DIFFERENTIAL DIAGNOSIS 
 
Cervical disk herniation can be confused with other conditions that cause similar symptoms, such as:
 
Cervical spondylosis. This is a degenerative condition that affects the joints and bones of the cervical spine, causing pain and stiffness in the neck and arms.
Cervical radiculopathy. This is a condition that occurs when a nerve root in the cervical spine is irritated or compressed by a bone spur, a tumor, an infection, or a spinal stenosis, causing pain, numbness, or weakness in the arm.
Cervical myelopathy. This is a condition that occurs when the spinal cord in the cervical spine is compressed by a herniated disk, a bone spur, a tumor, an infection, or a spinal stenosis, causing neurological symptoms in the arms, legs, or trunk.
Cervical strain or sprain. This is a common injury that affects the muscles or ligaments of the neck, causing pain and stiffness in the neck and shoulders.

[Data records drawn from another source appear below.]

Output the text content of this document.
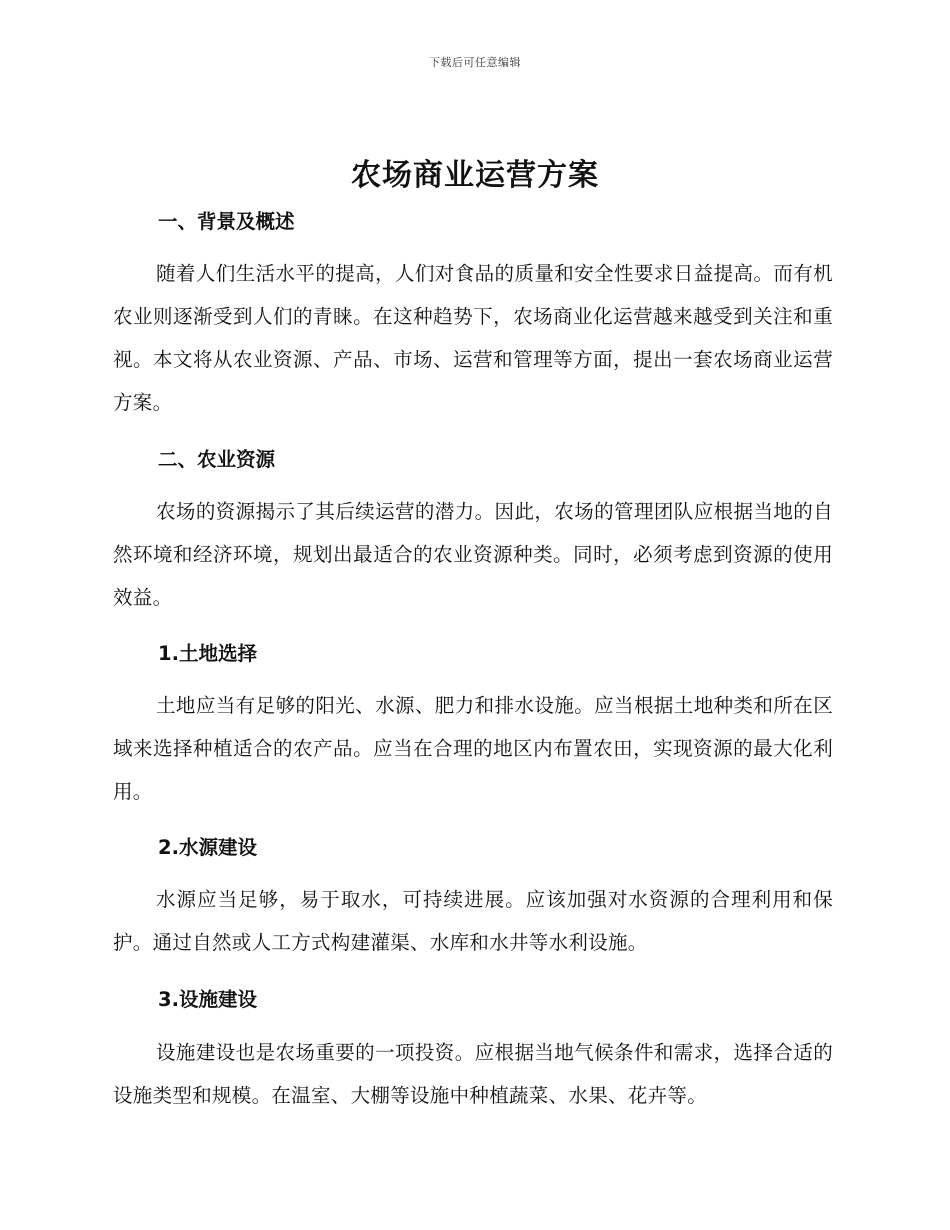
下载后可任意编辑
农场商业运营方案
一、背景及概述

随着人们生活水平的提高，人们对食品的质量和安全性要求日益提高。而有机农业则逐渐受到人们的青睐。在这种趋势下，农场商业化运营越来越受到关注和重视。本文将从农业资源、产品、市场、运营和管理等方面，提出一套农场商业运营方案。

二、农业资源

农场的资源揭示了其后续运营的潜力。因此，农场的管理团队应根据当地的自然环境和经济环境，规划出最适合的农业资源种类。同时，必须考虑到资源的使用效益。

1.土地选择

土地应当有足够的阳光、水源、肥力和排水设施。应当根据土地种类和所在区域来选择种植适合的农产品。应当在合理的地区内布置农田，实现资源的最大化利用。

2.水源建设

水源应当足够，易于取水，可持续进展。应该加强对水资源的合理利用和保护。通过自然或人工方式构建灌渠、水库和水井等水利设施。

3.设施建设

设施建设也是农场重要的一项投资。应根据当地气候条件和需求，选择合适的设施类型和规模。在温室、大棚等设施中种植蔬菜、水果、花卉等。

Whiplash. This is a neck injury that occurs when the head is suddenly jerked forward and backward, causing damage to the soft tissues of the neck and the cervical spine.
 
TREATMENT
 
The treatment of cervical disk herniation depends on the severity of the symptoms, the degree of nerve or spinal cord compression, and the response to conservative measures. The main goals of treatment are to relieve pain, restore function, and prevent further damage. Some common treatment options are:
 
Conservative treatment. This includes modifying activities, avoiding movements that worsen pain, taking pain medications (nonsteroidal anti-inflammatory, analgetics, corticosteroids, opioids), locally administered medications (corticosteroids, anestetics), applying heat or ice, and doing physical therapy or exercises to strengthen the neck muscles and improve posture and flexibility.
Surgery. This is considered when conservative treatment fails, or when there is severe nerve or spinal cord compression that causes neurological deficits or threatens the spinal cord function. Neurosurgeons and orthopedic surgeons can provide more guidance on the most appropriate method for the specific patient.
 
CONCLUSION 
 
Cervical disk herniation is a common condition that affects the disks in the neck. It can cause pain, stiffness, and neurological symptoms in the neck, shoulder, arm, or hand. It can be diagnosed by a physical exam, a medical history, and imaging tests. It can be treated by conservative measures, or surgery, depending on the severity and the response to treatment. Medical students should be familiar with the anatomy, pathophysiology, diagnosis, and treatment of cervical disk herniation, as it is a frequent cause of neck pain and disability in the general population. They should also be able to educate their patients about the prevention, management, and prognosis of this condition, and provide them with the best possible care, including directing them to the appropriate specialist for the approproate manamanagement before the part of the nervous system involved is irreversebly damaged.